AWS Announces New Features at Storage Day 2023

AWS Announces New Features at Storage Day 2023

Chris Evans AWS, Cloud, Cloud Practice, Cloud Storage, Data Practice: Data Storage, Enterprise

For the past five years, AWS has taken to announcing storage product enhancements on what has become known as “Storage Day”.  This year, the company released a raft of new features that continues to make the evolution of AWS ever more “enterprise-like”.


AWS now schedules many storage platform enhancements for “Storage Day”, this year held on 9th August 2023.  It’s an interesting approach, bearing in mind that so much of the public cloud benefits are meant to be about continuous improvement and delivery.  As a result, saving new features for one day seems to go against the initial cloud tenets.  However, I think there’s more going on here.

Enterprise Cloud

Deploying technology in the on-premises enterprise (by which I mean infrastructure) is generally not a continuous process.  New features must be evaluated and validated before moving from test labs into general production.  Enterprise IT teams don’t like surprises and certainly want to guarantee service consistency and reliability.

With that in mind, new features and functionality from major on-premises vendors have always been packaged into release cycles with predictable cadences.  This allows enterprise teams to digest those new capabilities and determine which might prove useful in their environment.  A daily or even weekly set of announcements is much harder to scan and process – it’s much more efficient to batch up and evaluate in one hit, for example, twice or three times a year.

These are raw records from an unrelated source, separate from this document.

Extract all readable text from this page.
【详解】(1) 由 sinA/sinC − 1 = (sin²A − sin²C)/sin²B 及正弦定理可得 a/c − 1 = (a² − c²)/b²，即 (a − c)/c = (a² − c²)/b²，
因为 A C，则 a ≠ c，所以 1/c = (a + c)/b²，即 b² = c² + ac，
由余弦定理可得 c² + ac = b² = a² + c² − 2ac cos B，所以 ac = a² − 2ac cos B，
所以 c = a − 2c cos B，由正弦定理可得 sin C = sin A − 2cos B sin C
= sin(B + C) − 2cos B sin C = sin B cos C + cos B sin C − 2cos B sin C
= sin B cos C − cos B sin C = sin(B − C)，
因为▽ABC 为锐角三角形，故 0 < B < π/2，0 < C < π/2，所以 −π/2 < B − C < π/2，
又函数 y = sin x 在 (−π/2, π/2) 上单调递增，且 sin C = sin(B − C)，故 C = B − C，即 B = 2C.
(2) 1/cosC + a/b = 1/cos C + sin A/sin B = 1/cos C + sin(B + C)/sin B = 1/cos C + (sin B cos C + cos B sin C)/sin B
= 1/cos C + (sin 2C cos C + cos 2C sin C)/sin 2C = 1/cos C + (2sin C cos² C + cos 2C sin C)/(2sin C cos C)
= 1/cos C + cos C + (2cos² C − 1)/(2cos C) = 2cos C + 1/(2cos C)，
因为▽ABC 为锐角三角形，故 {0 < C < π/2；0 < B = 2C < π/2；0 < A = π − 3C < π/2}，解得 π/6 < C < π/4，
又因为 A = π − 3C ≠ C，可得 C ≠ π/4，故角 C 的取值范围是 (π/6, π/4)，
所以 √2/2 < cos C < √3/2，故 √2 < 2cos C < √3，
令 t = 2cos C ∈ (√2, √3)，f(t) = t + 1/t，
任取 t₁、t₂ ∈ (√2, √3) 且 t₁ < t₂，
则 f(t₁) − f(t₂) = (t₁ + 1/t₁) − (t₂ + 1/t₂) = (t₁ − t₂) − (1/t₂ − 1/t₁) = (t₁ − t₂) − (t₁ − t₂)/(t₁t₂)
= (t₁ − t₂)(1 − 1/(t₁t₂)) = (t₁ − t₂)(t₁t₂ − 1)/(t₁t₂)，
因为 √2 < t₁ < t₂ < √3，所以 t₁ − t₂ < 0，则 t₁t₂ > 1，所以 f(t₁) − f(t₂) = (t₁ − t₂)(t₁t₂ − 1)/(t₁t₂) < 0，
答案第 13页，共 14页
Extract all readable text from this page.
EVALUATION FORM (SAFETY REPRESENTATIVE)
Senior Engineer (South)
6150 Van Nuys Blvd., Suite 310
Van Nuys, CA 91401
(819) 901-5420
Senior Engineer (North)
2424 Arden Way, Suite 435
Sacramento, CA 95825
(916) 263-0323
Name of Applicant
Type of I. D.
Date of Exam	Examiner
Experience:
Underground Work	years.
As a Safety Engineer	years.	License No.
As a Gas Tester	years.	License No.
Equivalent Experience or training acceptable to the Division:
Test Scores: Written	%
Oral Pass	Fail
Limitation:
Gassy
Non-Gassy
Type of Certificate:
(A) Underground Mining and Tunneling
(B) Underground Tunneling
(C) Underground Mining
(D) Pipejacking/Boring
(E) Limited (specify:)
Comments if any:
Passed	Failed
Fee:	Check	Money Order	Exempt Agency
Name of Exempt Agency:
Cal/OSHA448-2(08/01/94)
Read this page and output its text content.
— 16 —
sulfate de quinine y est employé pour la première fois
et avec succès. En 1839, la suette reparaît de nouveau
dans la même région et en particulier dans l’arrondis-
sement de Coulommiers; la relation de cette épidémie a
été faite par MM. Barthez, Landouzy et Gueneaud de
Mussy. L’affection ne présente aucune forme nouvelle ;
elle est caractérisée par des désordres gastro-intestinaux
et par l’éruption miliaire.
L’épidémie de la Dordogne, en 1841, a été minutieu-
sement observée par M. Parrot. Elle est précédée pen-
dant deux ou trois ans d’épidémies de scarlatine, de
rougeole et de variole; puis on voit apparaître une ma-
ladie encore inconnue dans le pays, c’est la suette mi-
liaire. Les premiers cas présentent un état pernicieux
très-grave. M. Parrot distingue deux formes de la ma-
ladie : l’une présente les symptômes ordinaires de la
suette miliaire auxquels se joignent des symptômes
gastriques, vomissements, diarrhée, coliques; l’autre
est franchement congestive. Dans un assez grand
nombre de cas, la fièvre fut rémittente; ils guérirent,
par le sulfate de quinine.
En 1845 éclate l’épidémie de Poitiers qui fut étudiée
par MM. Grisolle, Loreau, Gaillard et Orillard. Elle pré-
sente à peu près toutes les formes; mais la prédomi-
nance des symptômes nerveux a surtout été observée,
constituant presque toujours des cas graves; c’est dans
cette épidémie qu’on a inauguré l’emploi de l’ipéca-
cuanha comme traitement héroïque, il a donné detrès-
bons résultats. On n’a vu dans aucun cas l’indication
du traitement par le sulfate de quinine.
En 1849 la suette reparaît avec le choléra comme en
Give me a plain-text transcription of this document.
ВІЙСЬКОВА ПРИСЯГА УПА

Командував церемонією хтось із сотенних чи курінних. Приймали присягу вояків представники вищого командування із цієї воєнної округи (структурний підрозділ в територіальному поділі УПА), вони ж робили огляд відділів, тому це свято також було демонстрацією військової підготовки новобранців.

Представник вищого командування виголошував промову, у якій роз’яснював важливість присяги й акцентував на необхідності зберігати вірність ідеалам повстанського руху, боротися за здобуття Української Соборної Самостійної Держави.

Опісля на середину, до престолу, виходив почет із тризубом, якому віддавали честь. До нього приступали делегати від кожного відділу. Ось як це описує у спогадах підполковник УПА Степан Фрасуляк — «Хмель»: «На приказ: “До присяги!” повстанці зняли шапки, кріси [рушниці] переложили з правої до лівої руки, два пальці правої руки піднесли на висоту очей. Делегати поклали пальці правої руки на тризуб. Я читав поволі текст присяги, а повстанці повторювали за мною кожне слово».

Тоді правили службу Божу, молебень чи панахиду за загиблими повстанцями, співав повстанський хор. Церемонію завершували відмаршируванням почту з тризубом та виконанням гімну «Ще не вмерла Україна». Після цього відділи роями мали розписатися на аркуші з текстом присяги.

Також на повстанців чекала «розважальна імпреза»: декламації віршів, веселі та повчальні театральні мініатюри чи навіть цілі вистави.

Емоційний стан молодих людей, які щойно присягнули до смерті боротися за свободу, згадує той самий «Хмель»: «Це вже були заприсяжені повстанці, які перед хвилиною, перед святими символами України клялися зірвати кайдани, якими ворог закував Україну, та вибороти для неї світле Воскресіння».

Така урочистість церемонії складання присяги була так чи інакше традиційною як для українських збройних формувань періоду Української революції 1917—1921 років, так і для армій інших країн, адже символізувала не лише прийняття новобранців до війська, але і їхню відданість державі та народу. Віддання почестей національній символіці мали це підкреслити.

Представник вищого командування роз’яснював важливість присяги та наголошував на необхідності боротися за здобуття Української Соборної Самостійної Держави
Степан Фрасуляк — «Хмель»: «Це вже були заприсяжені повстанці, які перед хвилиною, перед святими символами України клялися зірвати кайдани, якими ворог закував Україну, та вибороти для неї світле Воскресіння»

As the public cloud has matured and evolved in complexity, each new feature might have significant operational and financial impact.  In the case of EBS, new volume types, for example, offer greater performance but at a cost.  Locally attached disks are relatively expensive and have no real resiliency but deliver super high performance.  IT teams need to digest the impact of adopting new capabilities and determine how these features are exposed to the business.

In this sense, it may seem odd to bundle updates into a single day when new features could be released at any time.  Of course, only some of the new features get aligned with a Storage Day, others are released over the course of the year.  The focus of Storage Day is a marketing one, ensuring customers know there’s continuous improvement in place while making it easier to get a platform update with just one session of video recordings. 

Enterprise Features

So, what was announced at the latest Storage Day?  Of course, AI was bound to figure highly in the discussion (which was centred around file services).  At the same time, many new features are extending the “enterprise-like” structure of AWS and the public cloud.  Here is a quick summary of the announcements:

  • Logical air-gapped vault for AWS Backup – essentially segregating secondary data from access by primary accounts and very much a feature of data protection elsewhere for the last few years.
  • Data mobility between clouds with AWS DataSync – customers can now move data in and out of alternative S3-compatible platforms, such as Wasabi Cloud Storage and Digital Ocean Spaces.
  • Performance throughput improvements for FSx for Windows File Server – essentially scalability improvements up to 350,000 IOPS.
  • Multi-AZ file systems for FSx for OpenZFS – a frequently requested feature from customers, expanding the resiliency of this file storage offering. 
  • File release for FSx for Lustre – the ability to tier data down to cheaper S3 storage.
  • EFS performance improvements – up to 55,000 read and 25,000 write IOPS per file system.
  • S3 Glacier Flexible Retrieval – improved data restore times (up to 85%) without an additional cost impact.
  • Mountpoint for S3 – exposes a simple mountpoint (not POSIX compliant) for applications that need a file system to read S3 data.

It’s notable that most of these announcements relate to improved file and object capabilities, especially in a world much for focused on unstructured content processing.

The Architect’s View®

Let’s be clear – I’m all in favour of both continuous and batched improvements in the public cloud.  It’s great to see how features evolve in response to customer demand and requests.  The possible irony though is that since its launch, the public cloud looks less like a new form of computing and more like classic enterprise.  New features like the data protection airgap are reflections of issues experienced by customers in private data centres that now need to be aligned with the cloud. 

Does this mean on-premises and cloud are moving towards feature parity?  I think the public cloud has done a much better job of emulating customer needs than the on-premises vendors have done the other way around.  This represents a challenge going forward, as we see fewer reasons not to use the public cloud for almost every workload.